Hello English-speaking readers! I’ll showcase some of my favorite cameras in these articles, whether they are technically, esthetically or even historically worth of mentioning. First of them: the Kodak Beau Brownie. This is a (manual) translation of my original blog post in french.
Most simple doublet lens optics, a large choice of two apertures around f/11 and f/16, a unique shutter speed approaching 1/50th of a second, plus timed exposure capability. These mind-blowing specs are those of the Kodak Beau Brownie series. Let’s be honest, I won’t write about technical revolution today.
On the contrary, the Beau Brownies were as simple as any box camera when they were released in 1930.

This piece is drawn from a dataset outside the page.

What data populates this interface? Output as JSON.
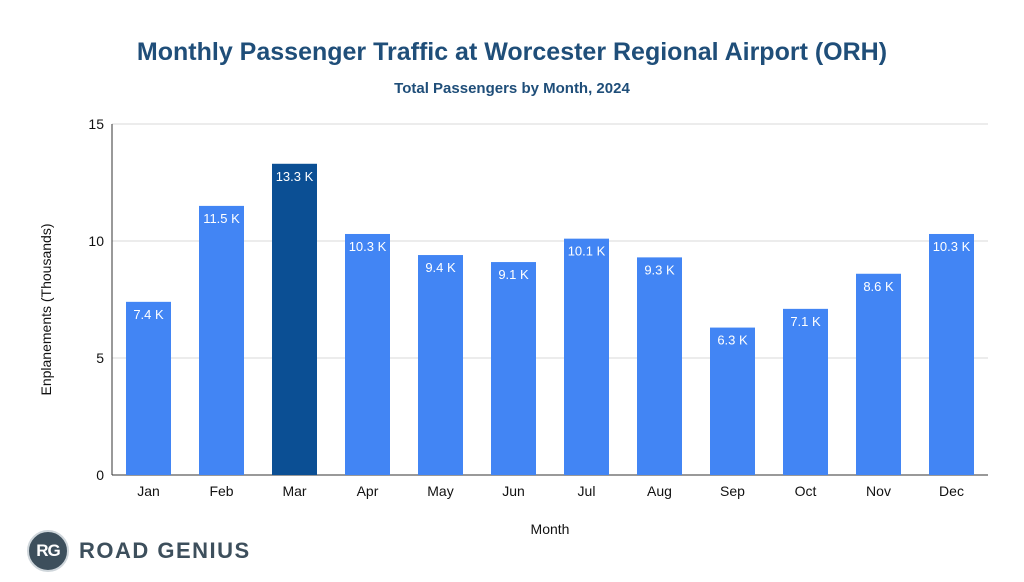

They were, however, part of a list of cameras conceived starting around 1927 by the american designer Walter D. Teague. One can have an idea of his work by browsing Teague’s patents list in this field.
Walter Teague had a challenge to take up: turn a big bloated soap box into a luxurious and attractive item. And he did! He drew a most appealing Art Déco front face. Geometry and colors, lined with chrome on an enameled faceplate. The leatherette covers a wood, cardboard and metal made body, and takes a similar tone as the facade.

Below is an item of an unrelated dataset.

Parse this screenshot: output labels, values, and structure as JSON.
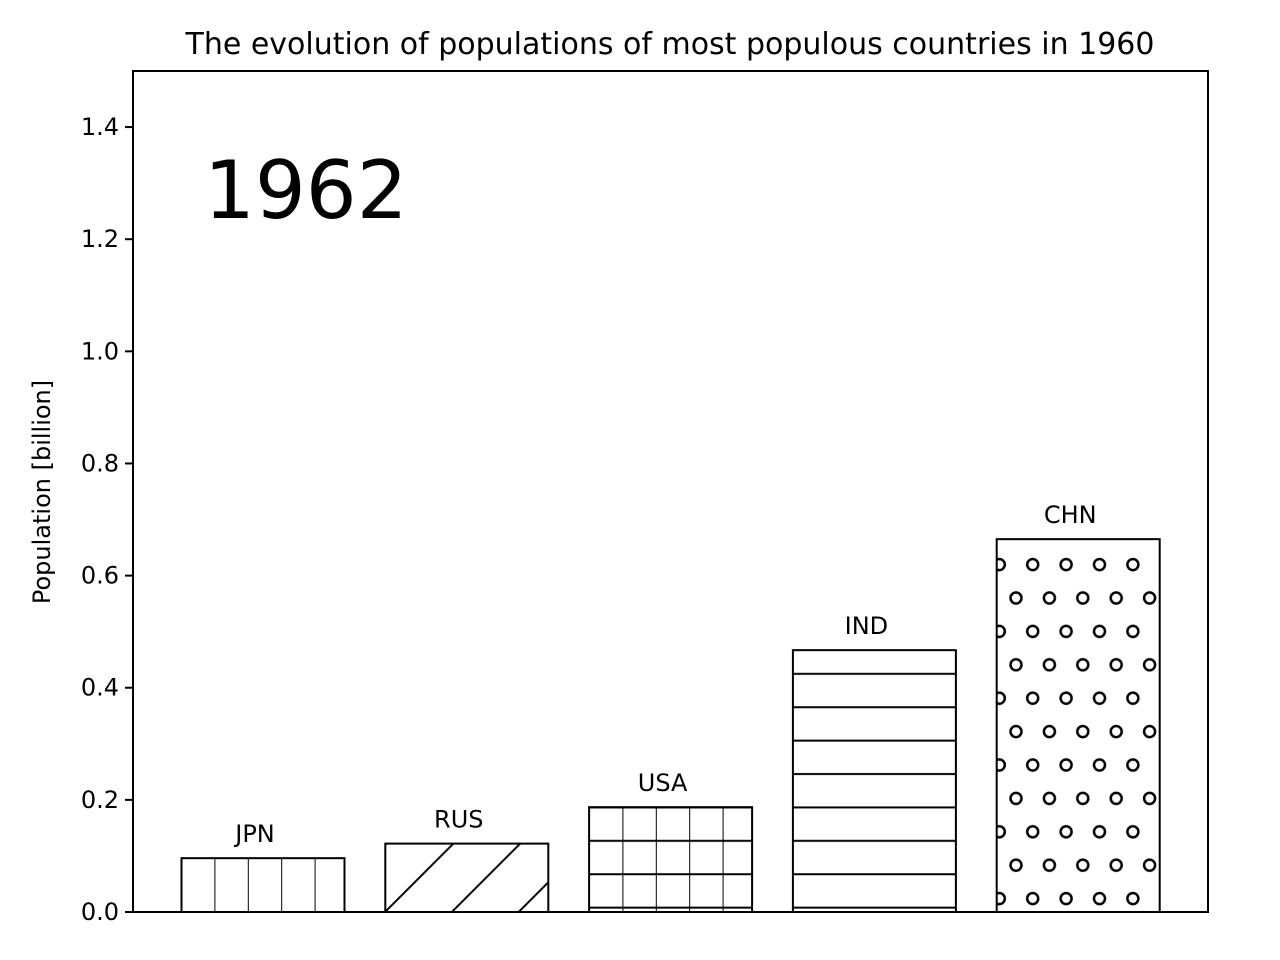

The series consist in two models, N°2 & N°2A, corresponding to image formats 6x9cm and 6.5x11cm respectively. The two models thus differ by their size, N°2A being a bit taller.
But mainly, this camera wore magnificent colors, the most frequent association being black & burgundy.
Four other wonderful but more rare coats were blue turquoise, pastel pink, aqua or tanned brown.
I am the happy owner of a black & burgundy model in perfect shape, near mint, as well as a blue model showing more signs of wear. Here are some pictures.